Getting to the diagnostics menu

Press and hold the Exit Button for a few seconds, then press Down twice followed by the Number 2

I haven't seen anything that can cause damage, but items of interest are the MoCA stats, which shows a matrix of Device ID's (not useful for knowing which is which) and the Mb/second the connection is managing. Anything below 225mb/sec is troublesome and we are getting around 245mb/sec now and have no problems.

There are other screens that show power levels, but its only for currently watched channels so you don't have an idea how its receiving across the spectrum.

So how did I fix the problems ?

Armed with the knowledge there was actually a signal problem, yet I couldn't see anything in the Diagnostics that looked wrong I started looking more at our Cable Modem/Router status. Under Gateway / Connection / Xfinity network you can see stats for each of the download/upload channels.
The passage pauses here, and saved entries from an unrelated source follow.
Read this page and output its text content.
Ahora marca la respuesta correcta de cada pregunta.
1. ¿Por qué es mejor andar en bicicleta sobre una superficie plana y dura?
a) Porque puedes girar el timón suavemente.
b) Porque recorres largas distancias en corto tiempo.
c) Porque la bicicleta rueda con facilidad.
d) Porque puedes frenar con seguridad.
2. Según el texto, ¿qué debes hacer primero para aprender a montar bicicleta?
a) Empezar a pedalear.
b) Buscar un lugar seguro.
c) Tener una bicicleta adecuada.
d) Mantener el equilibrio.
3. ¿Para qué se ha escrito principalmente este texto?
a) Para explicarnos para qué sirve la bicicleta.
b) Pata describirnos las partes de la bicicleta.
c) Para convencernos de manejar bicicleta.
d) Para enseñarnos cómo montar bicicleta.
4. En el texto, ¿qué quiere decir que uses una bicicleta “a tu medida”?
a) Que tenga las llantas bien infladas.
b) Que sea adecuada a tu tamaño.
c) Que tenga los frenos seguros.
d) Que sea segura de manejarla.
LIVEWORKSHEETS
Power levels were between -0.5 to about +1.1dbm which seemed reasonable to me (techs kept quoting -6 to +6, which has been an answer for many years and felt correct)

DOCSIS 3.0 (Cable modem standards) can achieve the stunning speeds we've gotten used to by using several channels in a bonded configuration (think M-PPP if you remember what ISDN is) and we were bonded across 5 channels for download. Upload was just a single channel and it didn't make me think twice about it (upload is a much bigger issue to maintain). But one thing that kept annoying me was that single upload channel was listed a 5m/symbols per second yet wasn't I paying for 10mb upload. Symbol Rate is like Western Digital saying I have a 1TB harddrive with 920MB.
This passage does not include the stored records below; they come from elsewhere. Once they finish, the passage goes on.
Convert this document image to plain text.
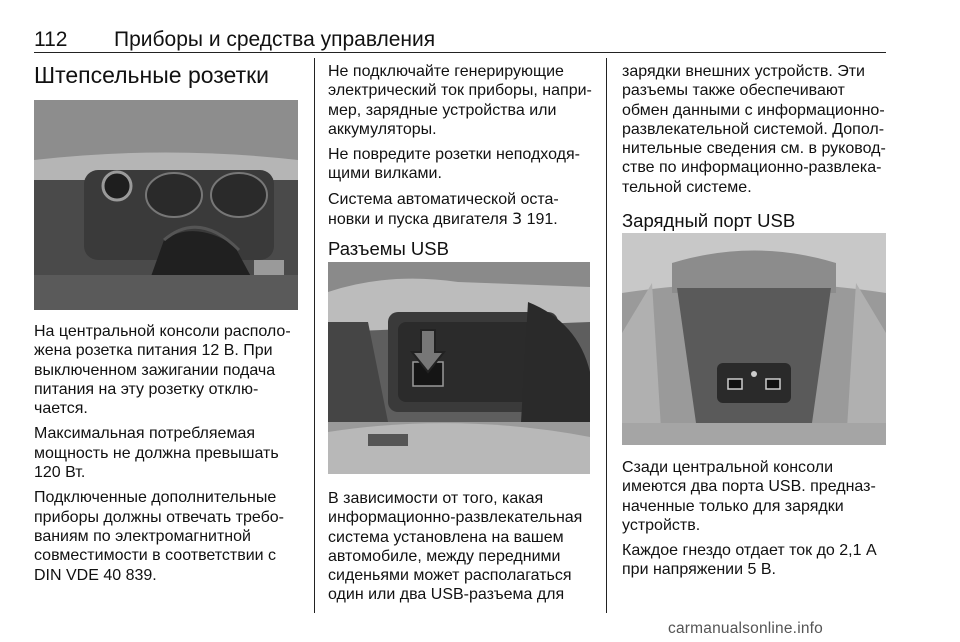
112 Приборы и средства управления
Штепсельные розетки

На центральной консоли располо-
жена розетка питания 12 В. При
выключенном зажигании подача
питания на эту розетку отклю-
чается.

Максимальная потребляемая
мощность не должна превышать
120 Вт.

Подключенные дополнительные
приборы должны отвечать требо-
ваниям по электромагнитной
совместимости в соответствии с
DIN VDE 40 839.

Не подключайте генерирующие
электрический ток приборы, напри-
мер, зарядные устройства или
аккумуляторы.

Не повредите розетки неподходя-
щими вилками.

Система автоматической оста-
новки и пуска двигателя 3 191.

Разъемы USB

В зависимости от того, какая
информационно-развлекательная
система установлена на вашем
автомобиле, между передними
сиденьями может располагаться
один или два USB-разъема для

зарядки внешних устройств. Эти
разъемы также обеспечивают
обмен данными с информационно-
развлекательной системой. Допол-
нительные сведения см. в руковод-
стве по информационно-развлека-
тельной системе.

Зарядный порт USB

Сзади центральной консоли
имеются два порта USB. предназ-
наченные только для зарядки
устройств.

Каждое гнездо отдает ток до 2,1 А
при напряжении 5 В.

carmanualsonline.info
Also the number of correctable and uncorrectable errors was very low compared to received so the error rate was very low. Still nothing other than the "Battery Low :) warning" so whats up.

In Comcast's attempts to make us happy they kept shipping us new modems, dvr's etc. How likely is it that both DVR and cable modem is bad so what else. I know the installers changed splitters, cables and everything but the color of the paint on the walls in my place, but at the bottom of the box of things that had been shipped to me was another 2 way cable splitter. Sure why not give it a try I am seeing a warning about low signal.
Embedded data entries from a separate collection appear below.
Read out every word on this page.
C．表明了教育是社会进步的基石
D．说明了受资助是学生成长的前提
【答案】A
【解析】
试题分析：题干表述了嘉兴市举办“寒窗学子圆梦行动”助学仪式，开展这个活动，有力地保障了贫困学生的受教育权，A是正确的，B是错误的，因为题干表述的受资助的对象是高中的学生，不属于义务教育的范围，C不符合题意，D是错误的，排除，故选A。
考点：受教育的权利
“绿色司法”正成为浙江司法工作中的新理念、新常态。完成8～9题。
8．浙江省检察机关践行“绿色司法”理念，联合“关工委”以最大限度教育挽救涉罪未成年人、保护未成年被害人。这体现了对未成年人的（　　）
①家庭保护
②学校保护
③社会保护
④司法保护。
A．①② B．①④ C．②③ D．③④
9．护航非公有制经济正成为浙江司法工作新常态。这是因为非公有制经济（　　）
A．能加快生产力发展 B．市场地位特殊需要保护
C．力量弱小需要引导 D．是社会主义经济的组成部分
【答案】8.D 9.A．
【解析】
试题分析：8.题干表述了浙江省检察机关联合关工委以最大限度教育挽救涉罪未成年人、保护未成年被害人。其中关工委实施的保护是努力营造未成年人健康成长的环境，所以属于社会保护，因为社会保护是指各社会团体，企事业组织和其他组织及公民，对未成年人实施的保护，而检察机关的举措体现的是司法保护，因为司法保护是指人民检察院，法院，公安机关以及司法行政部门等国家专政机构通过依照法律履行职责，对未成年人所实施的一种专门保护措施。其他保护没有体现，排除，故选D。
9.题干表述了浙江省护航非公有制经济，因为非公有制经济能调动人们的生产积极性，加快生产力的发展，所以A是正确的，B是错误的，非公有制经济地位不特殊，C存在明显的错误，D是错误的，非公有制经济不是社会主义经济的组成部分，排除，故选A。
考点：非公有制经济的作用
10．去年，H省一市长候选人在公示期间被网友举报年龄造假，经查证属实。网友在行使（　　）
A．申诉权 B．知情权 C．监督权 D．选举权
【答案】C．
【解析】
Swap the splitter for the new one, reboot everything and login to the router. Well now I have 4 upload channels, power levels are up between 4 and 6db across the board and the DVR seems very happy. I check the X1 diag screens and power levels there are up almost 8db, now between +3db and +9db.

Sadly in all of the work, they wound up using a splitter that was defective and since the tech's still think -6 to +6db is acceptable they were all happy. But the X1 box was trying to tell us something different with its little red power level that would come and go.

How has this improved the connection you ask ?

Just before writing this I decided to goto speedtest.net to see what the changes were. In the past I was seeing 10-30mb down and 1-5mb up. I don't expect anyone to deliver what they advertise and I honestly forget what i'm supposed to be getting (soo many freebies thrown at us during this)

You ask what are the new numbers. 91Mb/sec down and 12Mb/sec up.

Ok, that is HIGH SPEED internet !!!!